El tipo de cambio paralelo de Argentina se dirige al alza, una ascenso tan grande que puede arrastrar al dólar oficial. Un informe de Bloomberg concluye que la necesidad de aumentar la base monetaria para hacer frente a los pagos de la deuda en pesos y financiar el gasto público, más un previsible descenso estacional de las exportaciones agrícolas y el aumento de las importaciones de energía, suponen un problema para la estabilidad cambiaria en el segundo semestre.
El llamado tipo de cambio “blue-chip” escalaría un 40% hasta 340 pesos por dólar a finales de año, según Alejo Costa, jefe de estrategia para Argentina de BTG Pactual. Esto, a su vez, podría llevar al Banco Central a devaluar el tipo de cambio oficial al menos un 10% hacia el final del tercer trimestre, tendencia que rompería su política de dos años de devaluación controlada y gradual, el llamado “crawling peg”.
”El dólar paralelo va a estar más presionado que todas las otras monedas de la región, dada la política y los riesgos locales”, dijo Costa desde Buenos Aires.
El Banco Central anota compras netas de unos USD 400 millones en lo que va de junio para defender las reservas. Asimismo, en el transcurso de 2022, la entidad acumula compras netas por unos USD 1.306 millones, un monto que representa el 20,5% del saldo neto a favor obtenido en el primer semestre del año pasado, que acumulaba unos USD 6.358 millones al 29 de junio de 2021.
”Es posible que Argentina tenga que acelerar la fijación a rastras o se vea obligada a realizar movimientos puntuales en el tipo de cambio”, dijo Alejandro Cuadrado, jefe de estrategia cambiaria para América Latina del BBVA en Nueva York. “Es demasiado ajustado para cumplir con la acumulación de reservas requerida” por el programa del país con el Fondo Monetario Internacional, aseguró.

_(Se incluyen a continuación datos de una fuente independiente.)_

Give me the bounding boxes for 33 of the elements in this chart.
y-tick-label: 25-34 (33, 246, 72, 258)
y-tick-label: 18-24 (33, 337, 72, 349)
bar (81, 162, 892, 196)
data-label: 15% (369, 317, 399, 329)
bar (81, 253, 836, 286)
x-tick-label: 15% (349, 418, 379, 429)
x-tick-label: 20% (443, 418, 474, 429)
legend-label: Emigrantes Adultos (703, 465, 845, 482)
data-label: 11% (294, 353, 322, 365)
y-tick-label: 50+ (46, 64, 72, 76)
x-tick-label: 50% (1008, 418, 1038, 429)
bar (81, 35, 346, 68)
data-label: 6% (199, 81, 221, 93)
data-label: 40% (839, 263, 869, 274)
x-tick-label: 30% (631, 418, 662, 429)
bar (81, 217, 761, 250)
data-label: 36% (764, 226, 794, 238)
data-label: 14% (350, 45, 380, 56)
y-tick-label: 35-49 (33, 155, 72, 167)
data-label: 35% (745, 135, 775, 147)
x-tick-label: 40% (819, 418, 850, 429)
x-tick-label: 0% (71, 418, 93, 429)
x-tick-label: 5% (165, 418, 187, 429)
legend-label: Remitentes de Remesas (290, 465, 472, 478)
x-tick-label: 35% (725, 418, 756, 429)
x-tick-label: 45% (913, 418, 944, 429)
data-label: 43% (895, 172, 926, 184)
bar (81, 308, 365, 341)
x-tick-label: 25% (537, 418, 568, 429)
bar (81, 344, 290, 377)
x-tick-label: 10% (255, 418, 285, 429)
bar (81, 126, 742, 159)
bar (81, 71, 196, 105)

Los tres principales factores que impulsan al dólar:
1) Expansión monetaria. La oferta monetaria de Argentina está aumentando a un ritmo anual del 53%, desde el 30% de principios de año. Los pesos excedentes alimentan la demanda de bienes y los dólares necesarios para comprar importaciones. La expansión monetaria es uno de los principales factores que los analistas ven detrás de la inflación y, por tanto, del proceso devaluatorio.

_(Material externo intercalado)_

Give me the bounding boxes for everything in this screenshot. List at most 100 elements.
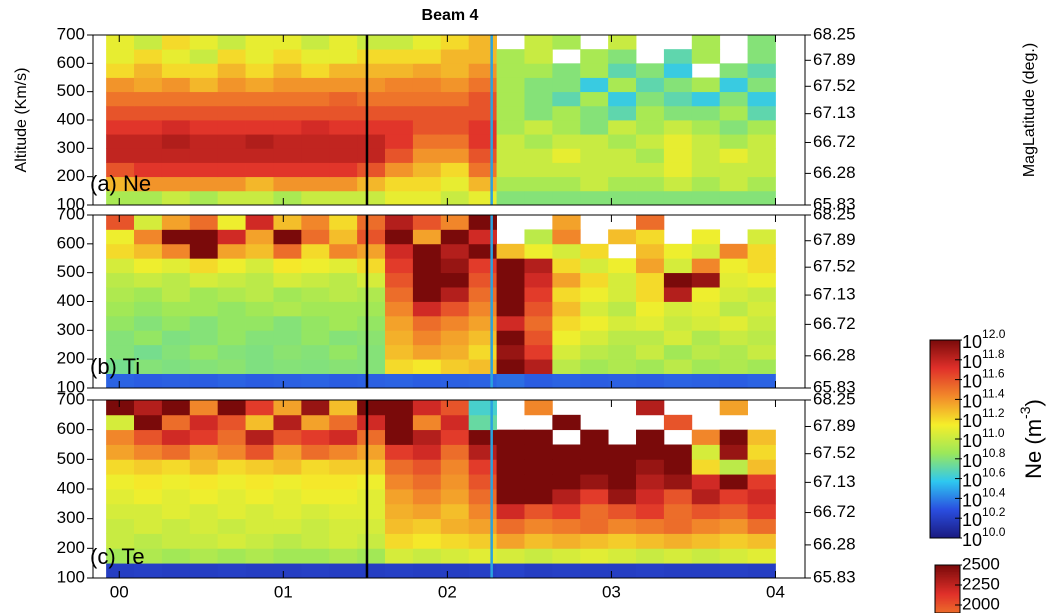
heat-cell (496, 301, 525, 317)
heat-cell (273, 63, 302, 78)
heat-cell (747, 287, 776, 302)
heat-cell (273, 162, 302, 178)
heat-cell (552, 330, 581, 346)
heat-cell (273, 474, 302, 490)
heat-cell (245, 35, 274, 50)
heat-cell (357, 272, 386, 288)
y2-axis-label: MagLatitude (deg.) (1021, 43, 1038, 177)
heat-cell (301, 287, 330, 302)
y-tick-label: 200 (57, 166, 85, 185)
heat-cell (468, 301, 497, 317)
colorbar-segment (935, 587, 960, 590)
tick-base: 10 (962, 332, 982, 352)
heat-cell (134, 35, 163, 50)
heat-cell (440, 489, 470, 505)
heat-cell (580, 287, 609, 302)
heat-cell (161, 429, 191, 445)
colorbar-tick-label: 2000 (962, 594, 1000, 613)
heat-cell (301, 548, 330, 564)
heat-cell (161, 373, 191, 389)
heat-cell (357, 518, 386, 534)
colorbar-label-text: Ne (m (1021, 419, 1046, 479)
y-tick-label: 500 (57, 81, 85, 100)
heat-cell (552, 563, 581, 579)
heat-cell (440, 533, 470, 549)
heat-cell (524, 91, 553, 107)
heat-cell (496, 429, 525, 445)
heat-cell (747, 91, 776, 107)
heat-cell (608, 190, 637, 206)
heat-cell (106, 444, 135, 460)
heat-cell (217, 459, 246, 475)
heat-cell (329, 134, 358, 149)
heat-cell (245, 190, 274, 206)
heat-cell (385, 229, 414, 245)
heat-cell (301, 489, 330, 505)
heat-cell (747, 35, 776, 50)
heat-cell (161, 35, 191, 50)
colorbar-segment (935, 598, 960, 601)
heat-cell (663, 489, 693, 505)
heat-cell (636, 215, 665, 230)
heat-cell (357, 533, 386, 549)
heat-cell (189, 518, 219, 534)
colorbar-segment (935, 569, 960, 572)
heat-cell (636, 373, 665, 389)
tick-base: 10 (962, 371, 982, 391)
heat-cell (357, 429, 386, 445)
heat-cell (663, 120, 693, 135)
heat-cell (552, 243, 581, 259)
heat-cell (329, 429, 358, 445)
heat-cell (524, 344, 553, 360)
heat-cell (161, 120, 191, 135)
y-tick-label: 600 (57, 53, 85, 72)
heat-cell (524, 315, 553, 331)
heat-cell (412, 444, 442, 460)
heat-cell (524, 63, 553, 78)
y-tick-label: 700 (57, 24, 85, 43)
heat-cell (440, 120, 470, 135)
heat-cell (161, 344, 191, 360)
heat-cell (217, 162, 246, 178)
heat-cell (719, 91, 748, 107)
heat-cell (189, 35, 219, 50)
heat-cell (524, 373, 553, 389)
x-tick-label: 02 (438, 582, 457, 601)
heat-cell (134, 444, 163, 460)
heat-cell (524, 400, 553, 416)
heat-cell (663, 444, 693, 460)
heat-cell (134, 134, 163, 149)
heat-cell (106, 548, 135, 564)
heat-cell (663, 63, 693, 78)
heat-cell (273, 77, 302, 93)
heat-cell (134, 148, 163, 163)
heat-cell (189, 91, 219, 107)
heat-cell (385, 459, 414, 475)
heat-cell (747, 459, 776, 475)
heat-cell (719, 176, 748, 192)
y2-tick-label: 67.89 (813, 416, 856, 435)
heat-cell (552, 190, 581, 206)
heat-cell (245, 533, 274, 549)
heat-cell (580, 429, 609, 445)
heat-cell (636, 91, 665, 107)
heat-cell (106, 134, 135, 149)
heat-cell (580, 315, 609, 331)
colorbar-segment (935, 606, 960, 609)
heat-cell (747, 373, 776, 389)
heat-cell (608, 229, 637, 245)
heat-cell (357, 301, 386, 317)
heat-cell (468, 444, 497, 460)
heat-cell (636, 489, 665, 505)
heat-cell (385, 35, 414, 50)
heat-cell (468, 91, 497, 107)
colorbar-segment (935, 609, 960, 612)
heat-cell (496, 563, 525, 579)
heat-cell (468, 489, 497, 505)
colorbar-segment (935, 571, 960, 574)
heat-cell (440, 400, 470, 416)
heat-cell (719, 105, 748, 121)
heat-cell (385, 429, 414, 445)
y-tick-label: 300 (57, 320, 85, 339)
heat-cell (552, 176, 581, 192)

“Habrá mucha expansión monetaria durante el segundo semestre, fundamentalmente por el déficit fiscal”, dijo Costa. El Gobierno sigue refinanciando la deuda en pesos a medida que va venciendo, pero apenas. Es más, apenas puede recaudar fondos adicionales para financiar el gasto este año. Costa advirtió que pronto el país podría tener problemas incluso para refinanciar la deuda, la mayor parte de la cual está vinculada a la inflación.

2) Exportaciones agrícolas. La principal temporada de cosecha en Argentina esta llegando a su fin y, aunque normalmente la venta de granos puede extenderse, esta temporada los productores de soja están reteniendo gran parte de su cosecha a la espera de un mejor precio. Algunos analistas no esperan que vendan hasta que haya una devaluación. Los agricultores tienen 18,5 millones de toneladas de soja este año, o el 44% de la cosecha total, menos que el promedio de los últimos cinco años para ese período, señaló la Bolsa de Comercio de Rosario en su informe semanal.

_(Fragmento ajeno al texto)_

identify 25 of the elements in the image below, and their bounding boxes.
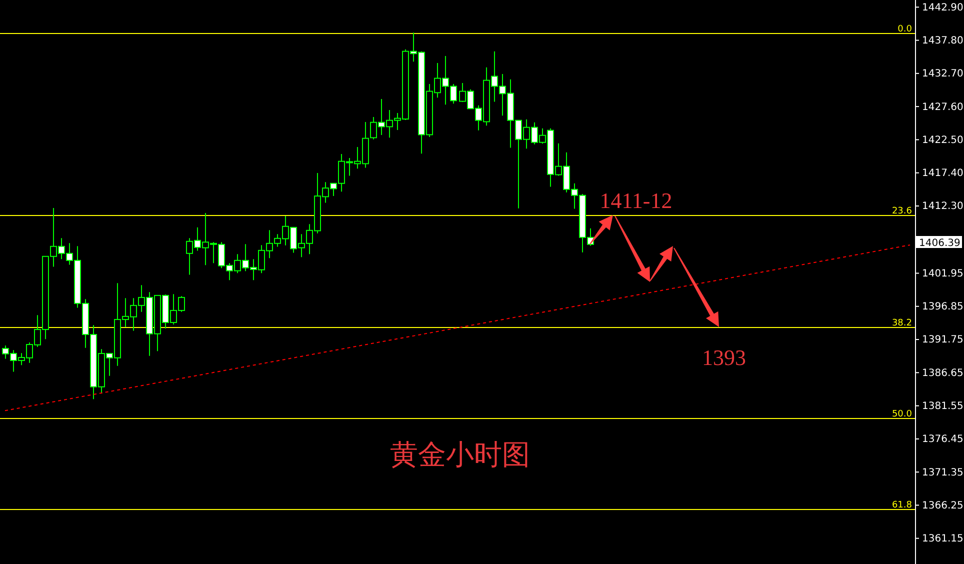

“Los productores seguirán reteniendo su producción hasta que el dólar suba o los precios de los commodities comiencen a caer”, comentó Lucrecia Colletti, líder de la mesa de cambios del Banco Provincia de Buenos Aires. “Pero todo esto lo veo difícil si continúa la guerra entre Ucrania y Rusia”.
3) Importaciones de energía. Al mismo tiempo que faltan dólares para la cosecha, Argentina debe destinar los billetes verdes a pagar las importaciones de gas tras no poder satisfacer la demanda invernal con la producción nacional. Eso se encarece cada vez más a medida que la guerra en Ucrania hace subir los precios del petróleo y del gas.

En mayo, las importaciones de energía consumieron uno de cada cinco dólares recaudados por los exportadores de soja en el mercado de divisas. A partir de julio, es probable que absorban uno de cada tres. “Es muy difícil que el Banco Central pueda acumular una cantidad significativa de reservas” con una brecha tan grande entre el tipo de cambio oficial y el del blue-chip, dijo Alejandro Giacoia, economista de la consultora Econviews. “Este problema sólo se puede resolver subiendo el tipo de cambio oficial, y el Gobierno no parece estar dispuesto a hacerlo”, subrayó.